A gram stain is commonly performed inappropriately in the evaluation of patients with ascites, as was the case in the patient reported. The low concentration of bacteria in infected ascitic fluid results in the very low yield of gram staining in SBP, and the yield is not increased by centrifugation of the specimen [6]. This contrasts with secondary peritonitis where the infection is polymicrobial and the bacterial density is dramatically higher. Akriviadis E et al., did not include gram stain in a clinical algorithm which discerned secondary peritonitis with 100% sensitivity versus SBP [7]. A suspicion of secondary peritonitis is better evaluated with imaging (CT scan) than through peritoneal fluid analysis [4]. Particularly in patients with an established diagnosis of cirrhosis and portal hypertension resulting in ascites, the extremely low yield of routine ascitic fluid gram stain does not justify the time or cost of performance of the test. Importantly, a negative gram stain should in no way delay appropriate culture inoculation, the diagnosis of SBP or the initiation of therapy. An understanding of the pathophysiology and clinical consequences of SBP result in a clear understanding of the appropriate evaluation of a cirrhotic patient, and support the general avoidance of routine gram staining of fluid collected at diagnostic paracentesis.

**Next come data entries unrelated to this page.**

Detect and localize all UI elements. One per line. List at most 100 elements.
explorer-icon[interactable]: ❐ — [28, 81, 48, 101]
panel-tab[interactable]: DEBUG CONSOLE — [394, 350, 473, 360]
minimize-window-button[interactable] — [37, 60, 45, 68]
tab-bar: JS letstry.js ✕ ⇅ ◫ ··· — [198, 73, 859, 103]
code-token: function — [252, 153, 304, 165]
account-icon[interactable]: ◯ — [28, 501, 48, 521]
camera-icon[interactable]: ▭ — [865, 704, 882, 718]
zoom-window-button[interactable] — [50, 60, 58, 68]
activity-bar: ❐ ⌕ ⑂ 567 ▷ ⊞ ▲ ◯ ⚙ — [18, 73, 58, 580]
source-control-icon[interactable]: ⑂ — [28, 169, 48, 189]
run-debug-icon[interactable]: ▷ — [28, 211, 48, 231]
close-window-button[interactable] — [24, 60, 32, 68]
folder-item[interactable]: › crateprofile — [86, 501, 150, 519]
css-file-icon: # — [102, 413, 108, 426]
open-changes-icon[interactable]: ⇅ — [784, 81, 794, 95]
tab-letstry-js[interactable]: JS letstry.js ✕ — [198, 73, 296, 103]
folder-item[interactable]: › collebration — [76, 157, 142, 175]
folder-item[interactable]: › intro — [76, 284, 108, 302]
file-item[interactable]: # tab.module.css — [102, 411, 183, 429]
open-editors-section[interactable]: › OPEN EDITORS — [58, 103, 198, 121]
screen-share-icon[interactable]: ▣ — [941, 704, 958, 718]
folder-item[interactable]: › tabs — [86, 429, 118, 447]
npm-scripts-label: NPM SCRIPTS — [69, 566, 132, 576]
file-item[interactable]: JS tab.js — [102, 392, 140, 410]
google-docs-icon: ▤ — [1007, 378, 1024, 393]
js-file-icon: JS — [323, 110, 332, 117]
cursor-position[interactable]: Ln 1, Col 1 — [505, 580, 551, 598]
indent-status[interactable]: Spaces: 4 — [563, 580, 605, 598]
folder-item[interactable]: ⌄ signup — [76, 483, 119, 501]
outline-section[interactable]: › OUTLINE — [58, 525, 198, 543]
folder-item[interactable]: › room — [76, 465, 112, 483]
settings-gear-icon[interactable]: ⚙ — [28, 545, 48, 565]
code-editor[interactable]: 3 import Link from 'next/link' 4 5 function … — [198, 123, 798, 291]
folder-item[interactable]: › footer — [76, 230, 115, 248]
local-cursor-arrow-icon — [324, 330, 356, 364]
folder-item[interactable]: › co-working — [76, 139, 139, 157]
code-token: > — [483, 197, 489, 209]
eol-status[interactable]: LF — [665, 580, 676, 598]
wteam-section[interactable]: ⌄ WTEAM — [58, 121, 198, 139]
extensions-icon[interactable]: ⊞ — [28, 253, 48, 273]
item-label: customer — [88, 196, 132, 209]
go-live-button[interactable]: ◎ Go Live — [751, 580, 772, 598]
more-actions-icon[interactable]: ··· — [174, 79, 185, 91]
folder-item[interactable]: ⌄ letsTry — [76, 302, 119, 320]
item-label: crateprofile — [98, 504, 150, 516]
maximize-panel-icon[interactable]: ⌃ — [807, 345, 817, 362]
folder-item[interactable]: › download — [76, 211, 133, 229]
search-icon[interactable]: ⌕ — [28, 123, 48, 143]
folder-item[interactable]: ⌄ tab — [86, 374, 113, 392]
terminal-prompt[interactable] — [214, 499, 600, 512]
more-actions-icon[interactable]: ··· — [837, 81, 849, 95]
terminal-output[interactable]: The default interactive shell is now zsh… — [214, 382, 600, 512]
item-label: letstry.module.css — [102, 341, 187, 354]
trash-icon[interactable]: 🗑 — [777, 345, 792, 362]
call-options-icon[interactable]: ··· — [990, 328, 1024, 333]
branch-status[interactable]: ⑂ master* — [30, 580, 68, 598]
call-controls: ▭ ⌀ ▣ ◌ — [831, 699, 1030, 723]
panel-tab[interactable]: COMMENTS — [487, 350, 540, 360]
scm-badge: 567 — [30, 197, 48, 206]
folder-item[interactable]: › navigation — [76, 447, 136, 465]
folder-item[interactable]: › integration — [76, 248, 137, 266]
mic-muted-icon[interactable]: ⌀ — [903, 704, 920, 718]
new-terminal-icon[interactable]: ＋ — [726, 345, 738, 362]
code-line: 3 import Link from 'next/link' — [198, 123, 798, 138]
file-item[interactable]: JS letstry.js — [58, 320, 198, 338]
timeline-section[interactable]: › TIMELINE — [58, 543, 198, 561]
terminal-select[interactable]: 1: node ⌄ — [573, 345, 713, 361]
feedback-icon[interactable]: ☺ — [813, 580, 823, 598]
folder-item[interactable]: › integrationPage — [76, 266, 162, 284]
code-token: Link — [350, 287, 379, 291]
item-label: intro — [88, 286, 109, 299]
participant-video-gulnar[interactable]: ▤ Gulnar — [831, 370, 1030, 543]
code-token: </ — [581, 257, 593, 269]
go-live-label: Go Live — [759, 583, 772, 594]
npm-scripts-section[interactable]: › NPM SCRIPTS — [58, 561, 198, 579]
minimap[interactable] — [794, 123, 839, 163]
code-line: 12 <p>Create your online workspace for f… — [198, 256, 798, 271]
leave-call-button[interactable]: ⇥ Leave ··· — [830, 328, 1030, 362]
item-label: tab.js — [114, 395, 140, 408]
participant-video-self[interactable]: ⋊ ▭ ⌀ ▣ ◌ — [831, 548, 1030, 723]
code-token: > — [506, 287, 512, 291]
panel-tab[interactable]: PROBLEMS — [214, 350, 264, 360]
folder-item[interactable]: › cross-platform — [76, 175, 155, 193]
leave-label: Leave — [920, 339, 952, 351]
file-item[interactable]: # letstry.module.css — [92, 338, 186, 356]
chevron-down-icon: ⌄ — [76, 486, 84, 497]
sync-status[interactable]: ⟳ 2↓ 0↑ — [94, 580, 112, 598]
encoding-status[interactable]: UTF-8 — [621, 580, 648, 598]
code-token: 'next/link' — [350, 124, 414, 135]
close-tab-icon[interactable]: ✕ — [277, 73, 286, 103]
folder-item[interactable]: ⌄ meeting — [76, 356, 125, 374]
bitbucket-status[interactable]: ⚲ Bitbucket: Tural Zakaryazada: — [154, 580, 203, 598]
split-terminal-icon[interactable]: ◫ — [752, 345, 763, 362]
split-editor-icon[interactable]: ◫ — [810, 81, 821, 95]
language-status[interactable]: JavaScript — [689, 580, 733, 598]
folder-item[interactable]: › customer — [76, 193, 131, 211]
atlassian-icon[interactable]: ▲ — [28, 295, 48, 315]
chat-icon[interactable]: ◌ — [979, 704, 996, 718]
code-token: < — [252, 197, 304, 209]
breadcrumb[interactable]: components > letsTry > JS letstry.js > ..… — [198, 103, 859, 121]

Bedside inoculation of an adequate volume of fluid into blood culture bottles significantly increases yield and has become the current standard of care.

Conclusion

A patient with cirrhosis and ascites who presents with a decompensation of hepatic encephalopathy was presented in the article, to review several important aspects of acute management. The presence of SBP needs to be defined promptly to allow initiation of therapy. Diagnostic paracentesis is safe and should be performed soon after presentation. Ascitic fluid gram stain is of low yield and should only be ordered if secondary peritonitis is a concern. Rather, cell count and differential allow establishment of a diagnosis. Prompt inoculation of fluid into blood culture bottles at the bedside offers the best opportunity to identify the infecting organism.